FutureStructure

Nevada Solar Plant Becomes First to Directly Connect to Full Storage Capacity

A 110-megawatt project in Nevada will provide solar-powered electricity throughout the night with a fully integrated storage system.

by / February 29, 2016
Mirrors reflect sunlight onto a central receiver that uses the power to heat molten salt at the Crescent Dunes plant in Nevada. The molten salt stores energy so that the plant can deliver power from the sun to customers even when it isn't shining. Screenshot/SolarReserve

The sun may set at night for the rest of the country, but in Nevada it can continue to shine until the morning — through light bulbs.

The Crescent Dunes project, which delivered its first electrical generation test at the end of 2015, will begin ramping up until it reaches its full generational capacity of 110 megawatts sometime this year, according to a press release from the plant’s constructor SolarReserve. According to the company, Crescent Dunes is the first power plant in the world with fully integrated storage capacity.

And the power won’t be stored in a battery — not exactly. Instead, SolarReserve has built a proprietary storage system that uses concentrated solar power to heat molten salt. It can then pull power from the salt to provide power for 24 hours a day.

The storage capacity strikes at the heart of an important piece of the puzzle the country is facing when it comes to building a power system that generates electricity from clean, renewable sources instead of on-demand fossil fuels pulled from the ground: intermittency. Most renewable resources are only available at certain times — the wind doesn’t blow constantly, the sun disappears at night and hydroelectric dams have trouble generating power during droughts. So more and more, renewable energy advocates and government institutions have been calling for energy companies to buy and build storage capacity to allow those resources to power the grid more consistently and reduce the demand on fossil fuel-burning plants.

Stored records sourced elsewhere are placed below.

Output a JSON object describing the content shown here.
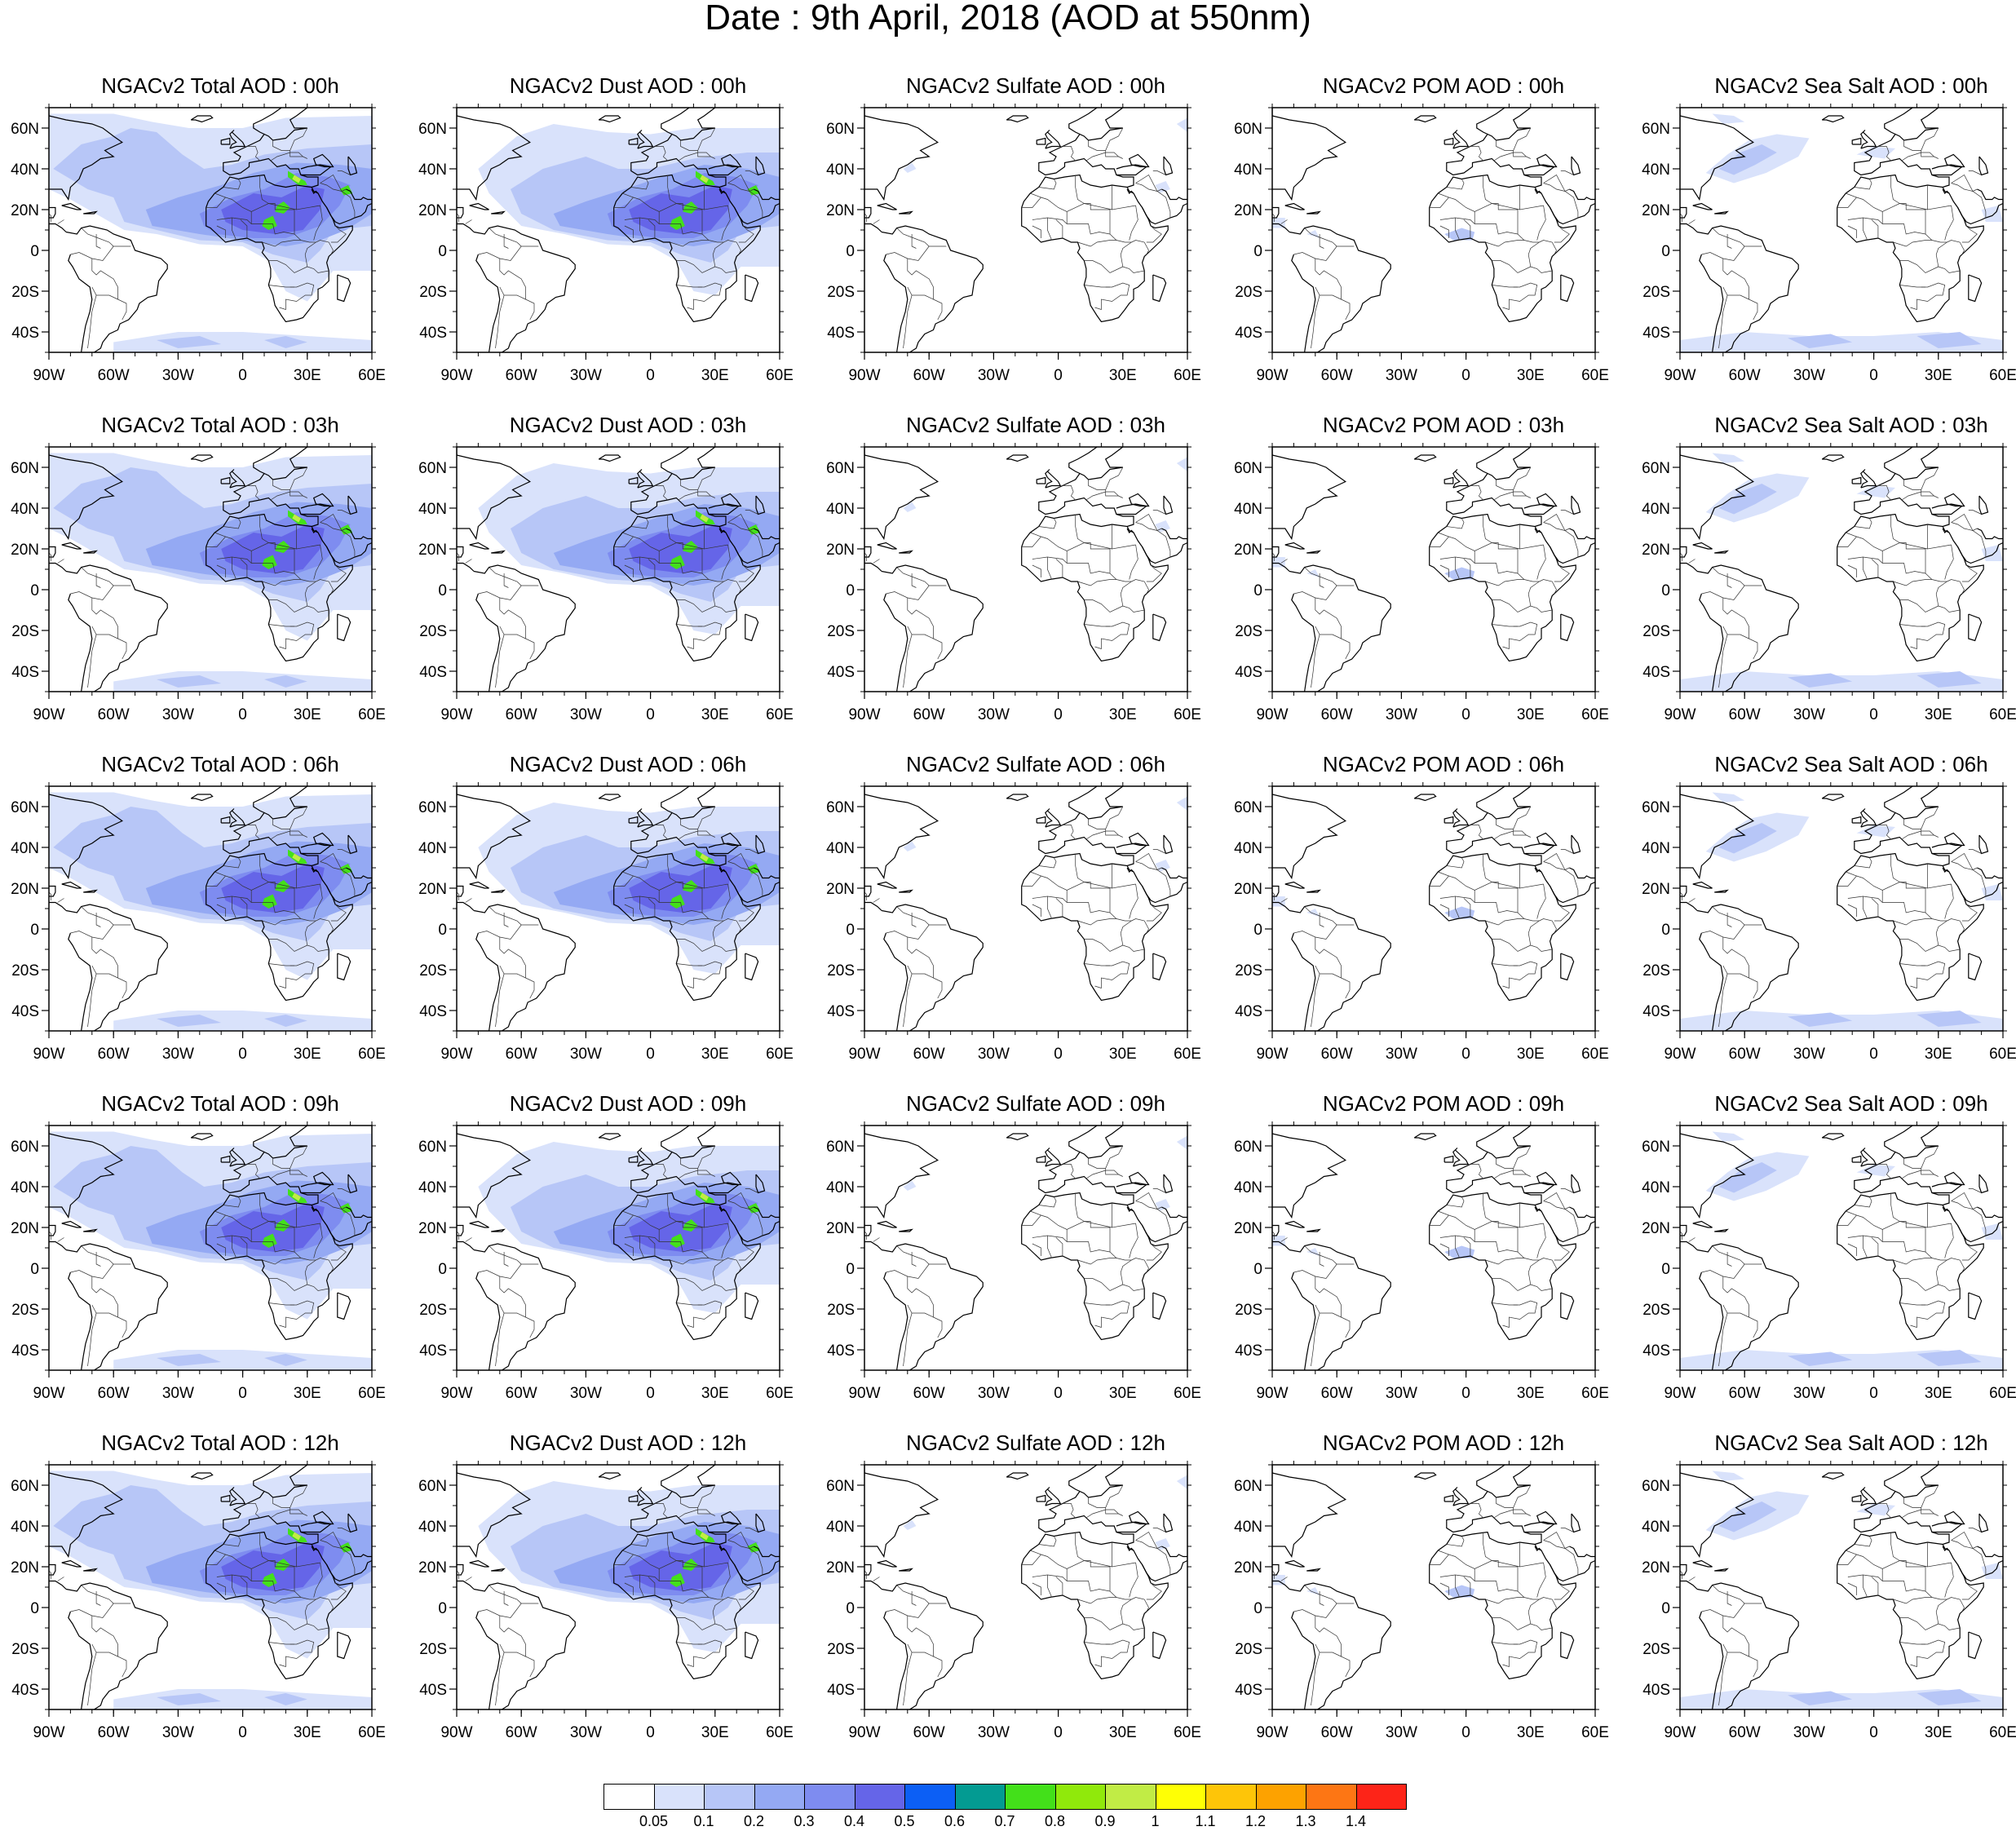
{
  "title": "Date : 9th April, 2018 (AOD at 550nm)",
  "columns": [
    {
      "key": "total",
      "name": "Total"
    },
    {
      "key": "dust",
      "name": "Dust"
    },
    {
      "key": "sulfate",
      "name": "Sulfate"
    },
    {
      "key": "pom",
      "name": "POM"
    },
    {
      "key": "seasalt",
      "name": "Sea Salt"
    }
  ],
  "rows": [
    {
      "hour": "00h",
      "titles": [
        "NGACv2 Total AOD : 00h",
        "NGACv2 Dust AOD : 00h",
        "NGACv2 Sulfate AOD : 00h",
        "NGACv2 POM AOD : 00h",
        "NGACv2 Sea Salt AOD : 00h"
      ]
    },
    {
      "hour": "03h",
      "titles": [
        "NGACv2 Total AOD : 03h",
        "NGACv2 Dust AOD : 03h",
        "NGACv2 Sulfate AOD : 03h",
        "NGACv2 POM AOD : 03h",
        "NGACv2 Sea Salt AOD : 03h"
      ]
    },
    {
      "hour": "06h",
      "titles": [
        "NGACv2 Total AOD : 06h",
        "NGACv2 Dust AOD : 06h",
        "NGACv2 Sulfate AOD : 06h",
        "NGACv2 POM AOD : 06h",
        "NGACv2 Sea Salt AOD : 06h"
      ]
    },
    {
      "hour": "09h",
      "titles": [
        "NGACv2 Total AOD : 09h",
        "NGACv2 Dust AOD : 09h",
        "NGACv2 Sulfate AOD : 09h",
        "NGACv2 POM AOD : 09h",
        "NGACv2 Sea Salt  AOD : 09h"
      ]
    },
    {
      "hour": "12h",
      "titles": [
        "NGACv2 Total AOD  : 12h",
        "NGACv2 Dust AOD : 12h",
        "NGACv2 Sulfate AOD : 12h",
        "NGACv2 POM  AOD : 12h",
        "NGACv2 Sea Salt  AOD : 12h"
      ]
    }
  ],
  "map_extent": {
    "lon": [
      -90,
      60
    ],
    "lat": [
      -50,
      70
    ]
  },
  "lon_ticks": [
    {
      "value": -90,
      "label": "90W"
    },
    {
      "value": -60,
      "label": "60W"
    },
    {
      "value": -30,
      "label": "30W"
    },
    {
      "value": 0,
      "label": "0"
    },
    {
      "value": 30,
      "label": "30E"
    },
    {
      "value": 60,
      "label": "60E"
    }
  ],
  "lat_ticks": [
    {
      "value": 60,
      "label": "60N"
    },
    {
      "value": 40,
      "label": "40N"
    },
    {
      "value": 20,
      "label": "20N"
    },
    {
      "value": 0,
      "label": "0"
    },
    {
      "value": -20,
      "label": "20S"
    },
    {
      "value": -40,
      "label": "40S"
    }
  ],
  "colorbar": {
    "colors": [
      "#ffffff",
      "#d9e2fb",
      "#b7c6f7",
      "#94a9f3",
      "#7e8cf0",
      "#6565e8",
      "#0c5ff5",
      "#039b92",
      "#43e01a",
      "#90e90b",
      "#c1ec45",
      "#ffff05",
      "#fec508",
      "#fda200",
      "#fd7614",
      "#fd2418"
    ],
    "labels": [
      "0.05",
      "0.1",
      "0.2",
      "0.3",
      "0.4",
      "0.5",
      "0.6",
      "0.7",
      "0.8",
      "0.9",
      "1",
      "1.1",
      "1.2",
      "1.3",
      "1.4"
    ]
  }
}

Crescent Dunes’ 110 megawatts of storage is a big number in that growing arena. For context: California’s largest investor-owned utility, Pacific Gas & Electric, issued a request for offers in 2014 to buy 74 megawatts of storage capacity in order to meet targets set by the Legislature and public utilities commission.

SolarReserve says at its peak the plant can provide enough electricity to power 75,000 homes — a little more than 7 percent of the state’s households by the U.S. Census Bureau’s count.

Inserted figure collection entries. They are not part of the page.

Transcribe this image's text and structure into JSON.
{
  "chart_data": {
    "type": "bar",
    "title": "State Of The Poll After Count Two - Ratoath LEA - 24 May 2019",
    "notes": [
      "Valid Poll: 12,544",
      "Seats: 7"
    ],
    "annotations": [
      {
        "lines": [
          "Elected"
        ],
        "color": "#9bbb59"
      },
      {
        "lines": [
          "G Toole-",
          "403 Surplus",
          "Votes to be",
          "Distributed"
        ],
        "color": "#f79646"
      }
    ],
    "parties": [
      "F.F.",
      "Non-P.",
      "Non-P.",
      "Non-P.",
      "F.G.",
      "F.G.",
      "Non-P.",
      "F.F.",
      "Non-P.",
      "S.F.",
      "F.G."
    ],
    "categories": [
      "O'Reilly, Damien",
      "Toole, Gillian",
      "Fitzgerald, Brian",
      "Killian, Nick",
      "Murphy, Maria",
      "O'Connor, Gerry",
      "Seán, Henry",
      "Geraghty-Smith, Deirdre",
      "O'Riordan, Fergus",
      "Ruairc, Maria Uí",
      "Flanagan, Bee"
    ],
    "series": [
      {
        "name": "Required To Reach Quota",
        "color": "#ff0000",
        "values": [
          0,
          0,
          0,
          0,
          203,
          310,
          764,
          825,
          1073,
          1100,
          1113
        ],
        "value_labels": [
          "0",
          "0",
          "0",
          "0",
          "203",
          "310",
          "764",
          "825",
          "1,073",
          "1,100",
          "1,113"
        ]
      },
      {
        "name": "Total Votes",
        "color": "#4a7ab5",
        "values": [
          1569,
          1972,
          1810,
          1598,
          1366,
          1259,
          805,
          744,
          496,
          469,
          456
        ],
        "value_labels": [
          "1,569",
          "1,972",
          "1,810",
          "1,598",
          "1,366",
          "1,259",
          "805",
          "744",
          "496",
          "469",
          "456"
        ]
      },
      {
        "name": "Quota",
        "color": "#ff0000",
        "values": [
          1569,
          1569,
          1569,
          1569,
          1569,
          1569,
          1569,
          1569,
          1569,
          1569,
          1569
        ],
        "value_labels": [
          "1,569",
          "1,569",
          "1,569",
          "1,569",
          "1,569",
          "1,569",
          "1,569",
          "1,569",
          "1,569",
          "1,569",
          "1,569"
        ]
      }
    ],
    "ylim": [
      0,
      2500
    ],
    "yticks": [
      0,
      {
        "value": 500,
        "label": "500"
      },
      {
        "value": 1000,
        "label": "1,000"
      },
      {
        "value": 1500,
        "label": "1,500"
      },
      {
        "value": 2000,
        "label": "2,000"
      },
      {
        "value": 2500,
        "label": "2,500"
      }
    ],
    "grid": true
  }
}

NV Energy, a Berkshire Hathaway subsidiary that provides power to all corners of the state, has signed on to a 25-year agreement to purchase all of Crescent Dunes’ generation. Funding for the plant’s construction relied on private investment from ACS Cobra, as well as a loan guarantee from the U.S. Department of Energy on $737 million in debt. Sen. Harry Reid commended the collaboration on the project in a statement.

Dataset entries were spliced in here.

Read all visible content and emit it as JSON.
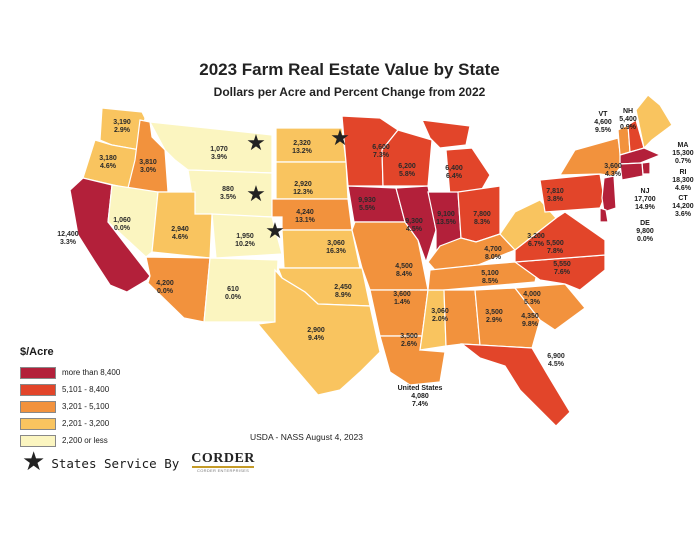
{
  "title": "2023 Farm Real Estate Value by State",
  "subtitle": "Dollars per Acre and Percent Change from 2022",
  "legend": {
    "title": "$/Acre",
    "items": [
      {
        "label": "more than 8,400",
        "color": "#b3203a"
      },
      {
        "label": "5,101 - 8,400",
        "color": "#e2452a"
      },
      {
        "label": "3,201 - 5,100",
        "color": "#f2923d"
      },
      {
        "label": "2,201 - 3,200",
        "color": "#f9c45f"
      },
      {
        "label": "2,200 or less",
        "color": "#fbf5c0"
      }
    ]
  },
  "source": "USDA - NASS August 4, 2023",
  "us_total": {
    "name": "United States",
    "value": "4,080",
    "change": "7.4%"
  },
  "service": {
    "text": "States Service By",
    "logo": "CORDER",
    "logo_sub": "CORDER ENTERPRISES"
  },
  "states": {
    "WA": {
      "value": "3,190",
      "change": "2.9%"
    },
    "OR": {
      "value": "3,180",
      "change": "4.6%"
    },
    "CA": {
      "value": "12,400",
      "change": "3.3%"
    },
    "ID": {
      "value": "3,810",
      "change": "3.0%"
    },
    "NV": {
      "value": "1,060",
      "change": "0.0%"
    },
    "MT": {
      "value": "1,070",
      "change": "3.9%"
    },
    "WY": {
      "value": "880",
      "change": "3.5%"
    },
    "UT": {
      "value": "2,940",
      "change": "4.6%"
    },
    "AZ": {
      "value": "4,200",
      "change": "0.0%"
    },
    "CO": {
      "value": "1,950",
      "change": "10.2%"
    },
    "NM": {
      "value": "610",
      "change": "0.0%"
    },
    "ND": {
      "value": "2,320",
      "change": "13.2%"
    },
    "SD": {
      "value": "2,920",
      "change": "12.3%"
    },
    "NE": {
      "value": "4,240",
      "change": "13.1%"
    },
    "KS": {
      "value": "3,060",
      "change": "16.3%"
    },
    "OK": {
      "value": "2,450",
      "change": "8.9%"
    },
    "TX": {
      "value": "2,900",
      "change": "9.4%"
    },
    "MN": {
      "value": "6,600",
      "change": "7.3%"
    },
    "IA": {
      "value": "9,930",
      "change": "5.5%"
    },
    "MO": {
      "value": "4,500",
      "change": "8.4%"
    },
    "AR": {
      "value": "3,600",
      "change": "1.4%"
    },
    "LA": {
      "value": "3,500",
      "change": "2.6%"
    },
    "WI": {
      "value": "6,200",
      "change": "5.8%"
    },
    "IL": {
      "value": "9,300",
      "change": "4.5%"
    },
    "MS": {
      "value": "3,060",
      "change": "2.0%"
    },
    "MI": {
      "value": "6,400",
      "change": "6.4%"
    },
    "IN": {
      "value": "9,100",
      "change": "13.5%"
    },
    "OH": {
      "value": "7,800",
      "change": "8.3%"
    },
    "KY": {
      "value": "4,700",
      "change": "8.0%"
    },
    "TN": {
      "value": "5,100",
      "change": "8.5%"
    },
    "AL": {
      "value": "3,500",
      "change": "2.9%"
    },
    "GA": {
      "value": "4,350",
      "change": "9.8%"
    },
    "FL": {
      "value": "6,900",
      "change": "4.5%"
    },
    "SC": {
      "value": "4,000",
      "change": "5.3%"
    },
    "NC": {
      "value": "5,550",
      "change": "7.6%"
    },
    "VA": {
      "value": "5,500",
      "change": "7.8%"
    },
    "WV": {
      "value": "3,200",
      "change": "6.7%"
    },
    "PA": {
      "value": "7,810",
      "change": "3.8%"
    },
    "NY": {
      "value": "3,600",
      "change": "4.3%"
    },
    "VT": {
      "value": "4,600",
      "change": "9.5%"
    },
    "NH": {
      "value": "5,400",
      "change": "0.9%"
    },
    "ME": {
      "value": "2,880",
      "change": "0.7%"
    },
    "MA": {
      "value": "15,300",
      "change": "0.7%"
    },
    "RI": {
      "value": "18,300",
      "change": "4.6%"
    },
    "CT": {
      "value": "14,200",
      "change": "3.6%"
    },
    "NJ": {
      "value": "17,700",
      "change": "14.9%"
    },
    "DE": {
      "value": "9,800",
      "change": "0.0%"
    }
  },
  "ne_abbr": {
    "VT": "VT",
    "NH": "NH",
    "MA": "MA",
    "RI": "RI",
    "CT": "CT",
    "NJ": "NJ",
    "DE": "DE"
  },
  "service_states": [
    "MT",
    "ND",
    "WY",
    "CO"
  ]
}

“Nevada will benefit for decades as engineers and experts from around the world come to Tonopah to see what is possible when the public and private sectors come together to build the next generation of clean energy technology,” Reid said in the SolarReserve press release. “Realizing Nevada’s clean energy future can only be guaranteed by a continued commitment to innovation and collaboration between all levels of government and the private sector.”